Apprezzo molto il vostro approccio ai testi … semplice e “positivo” ma mai banale, senza dimenticare un pizzico di sarcasmo (il titolo stesso dell’album è abbastanza eloquente in questo senso …) … come scegliete i temi da trattare nelle canzoni?
Spesso i brani nascono contemporaneamente con un’idea di titolo e da lì si sviluppano cercando di esprimere ciò che vogliamo dire o raccontare. La maggior parte dei testi parla di noi, nostre esperienze passate e presenti, ma anche di sogni e speranze. “Shoreline” ad esempio è la metaforica linea di confine sulla quale sempre cerchiamo di rimanere in equilibrio, una costante per chi fa una vita come la nostra e non solo.
“Right Now” invece è il brano che s’ispira al titolo dell’album, parla del nostro povero paese che sembra aver perso la memoria del proprio passato, pur avendo lasciato il segno ovunque …
Tecnicamente parlando, si cerca comunque sempre di dare importanza alle metriche e alla musicalità delle parole, a mio avviso un aspetto importante nei generi melodici come il nostro.
Adoro anche il modo in cui affrontate l’insidiosa prova delle cover, realizzando trascrizioni sempre vitali e rispettose … prima “Gina”, poi “Man in the mirror” e ora “Bad Love” di Eric Clapton (elaborata come avrebbero potuto farlo i Mr. Big!), sono dimostrazioni lampanti di queste prerogative … come vi ponete di fronte a questa difficile operazione? Quali sono i criteri che vi portano a stabilire i pezzi da rivisitare? Quando riserverete il “trattamento Hungryheart” alla monumentale “Can't turn it off”, con te nel ruolo di Kulick, Josh a reinterpretare nuovamente i panni Bolton-iani e magari Alessandro Del Vecchio nel ruolo che fu del divino Mangold?
Penso che una delle cose più affascinanti sia affrontare una cover cercando di suonarla come se fosse un pezzo che hai appena scritto e interpretarla con il proprio gusto e stile. E’ un bel modo per rendere omaggio a un brano che ami. A proposito di “Bad Love”, abbiamo sempre pensato che potesse essere perfetta per essere rivisitata con un vestito hard rock e il fatto che fosse scritto da un artista proveniente da un genere molto diverso ha reso la sfida ancora più emozionante.
Quanto a “Can’t Turn it Off”... che dire … brano meraviglioso ... Non male come idea!!
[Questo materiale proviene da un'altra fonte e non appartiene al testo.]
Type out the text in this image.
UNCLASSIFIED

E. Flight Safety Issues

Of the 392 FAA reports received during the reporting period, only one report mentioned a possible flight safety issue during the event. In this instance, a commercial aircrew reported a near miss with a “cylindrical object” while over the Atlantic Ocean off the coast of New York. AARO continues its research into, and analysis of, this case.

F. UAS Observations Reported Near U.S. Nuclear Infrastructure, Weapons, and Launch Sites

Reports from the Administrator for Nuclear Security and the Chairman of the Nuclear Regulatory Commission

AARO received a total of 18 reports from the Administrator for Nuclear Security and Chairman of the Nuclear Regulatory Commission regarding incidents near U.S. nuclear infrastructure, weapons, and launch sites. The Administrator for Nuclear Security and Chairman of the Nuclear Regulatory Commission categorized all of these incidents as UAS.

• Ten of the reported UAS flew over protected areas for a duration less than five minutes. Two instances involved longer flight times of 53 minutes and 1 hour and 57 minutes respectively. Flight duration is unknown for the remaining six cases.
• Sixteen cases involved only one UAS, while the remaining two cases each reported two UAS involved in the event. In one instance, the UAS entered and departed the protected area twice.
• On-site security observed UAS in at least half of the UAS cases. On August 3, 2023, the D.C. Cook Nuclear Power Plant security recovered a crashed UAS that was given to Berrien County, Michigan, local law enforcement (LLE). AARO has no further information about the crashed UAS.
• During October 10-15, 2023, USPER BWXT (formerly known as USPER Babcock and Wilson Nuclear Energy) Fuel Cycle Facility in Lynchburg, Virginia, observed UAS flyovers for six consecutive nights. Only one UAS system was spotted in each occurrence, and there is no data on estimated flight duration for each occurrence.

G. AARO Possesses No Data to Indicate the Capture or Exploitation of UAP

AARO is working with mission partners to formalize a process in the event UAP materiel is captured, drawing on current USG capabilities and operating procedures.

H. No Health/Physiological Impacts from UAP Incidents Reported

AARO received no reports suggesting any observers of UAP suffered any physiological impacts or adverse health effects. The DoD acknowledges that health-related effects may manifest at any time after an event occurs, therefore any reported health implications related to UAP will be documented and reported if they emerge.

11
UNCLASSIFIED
L’ultimo nome citato, il quale, tra l’altro, ha partecipato fattivamente alla realizzazione "Dirty Italian Job", mi consente di chiederti se, dall’alto delle tue innumerevoli frequentazioni internazionali, ritieni che grazie a gruppi come voi, i Perfect View, i Wheels Of Fire e i MainStreet, e artisti come lo stesso Alessandro, Pierpaolo "Zorro11" Monti, Gianluca Firmo e Stefano Lionetti, oggi esista davvero, al di là delle suggestioni “giornalistiche”, una “via italiana” al rock melodico, magari prive delle nostre ataviche gelosie …
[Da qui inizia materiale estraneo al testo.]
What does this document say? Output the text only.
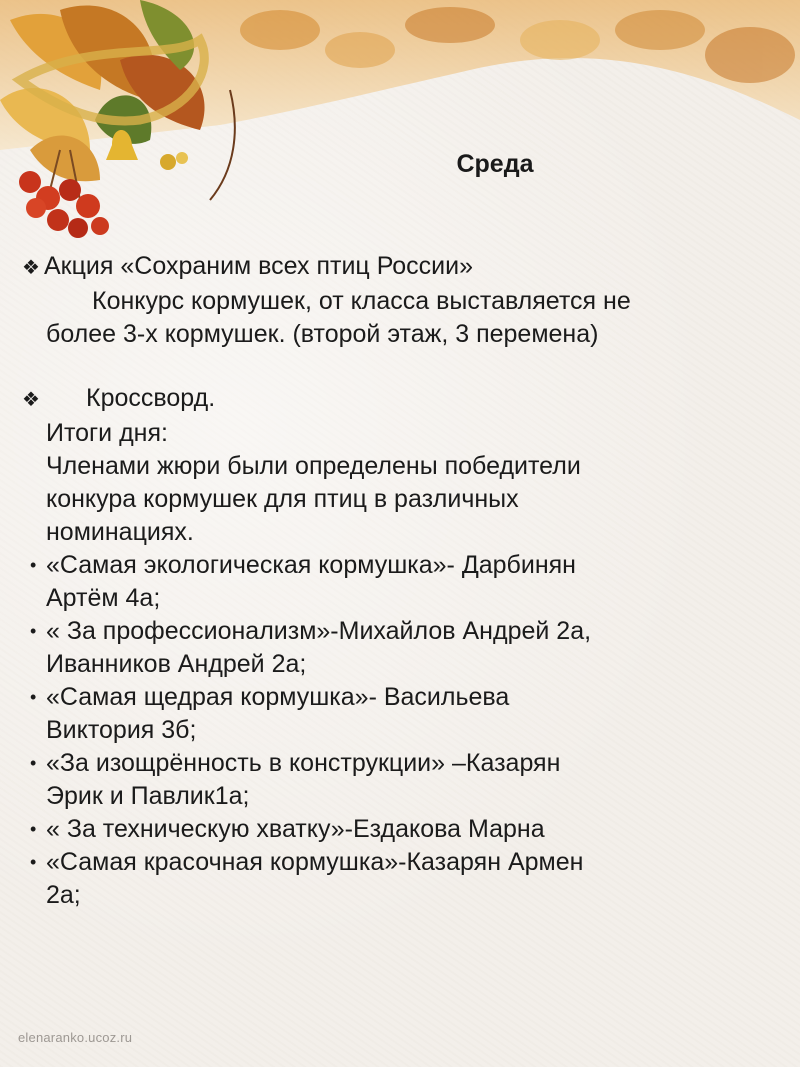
Среда
❖ Акция «Сохраним всех птиц России»
Конкурс кормушек, от класса выставляется не
более 3-х кормушек. (второй этаж, 3 перемена)
❖ Кроссворд.
Итоги дня:
Членами жюри были определены победители
конкура кормушек для птиц в различных
номинациях.
• «Самая экологическая кормушка»- Дарбинян
Артём 4а;
• « За профессионализм»-Михайлов Андрей 2а,
Иванников Андрей 2а;
• «Самая щедрая кормушка»- Васильева
Виктория 3б;
• «За изощрённость в конструкции» –Казарян
Эрик и Павлик1а;
• « За техническую хватку»-Ездакова Марна
• «Самая красочная кормушка»-Казарян Армен
2а;
elenaranko.ucoz.ru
Certamente! Credo che diverse uscite degli ultimi anni molto apprezzate anche a livello internazionale siano la dimostrazione che davvero qualcosa di buono si è fatto. Ho collaborato e tuttora collaboro con molti dei nomi che hai menzionato e anche la stessa connessione che esiste tra queste persone è un aspetto molto positivo e che può fare solo bene alla scena. Ne approfitto per salutare Pierpaolo Monti che per la scena italiana sta facendo davvero tanto!
Tra gli ospiti del Cd c’è anche Giulio Garghentini, singer piuttosto apprezzato dal sottoscritto ai tempi dell’uscita del suo “Believe”, uscito per la tua Tanzan Music e a cui hai contribuito assieme ad altri membri e coadiutori degli Hungryheart … ci dici qualcosa di questo sodalizio?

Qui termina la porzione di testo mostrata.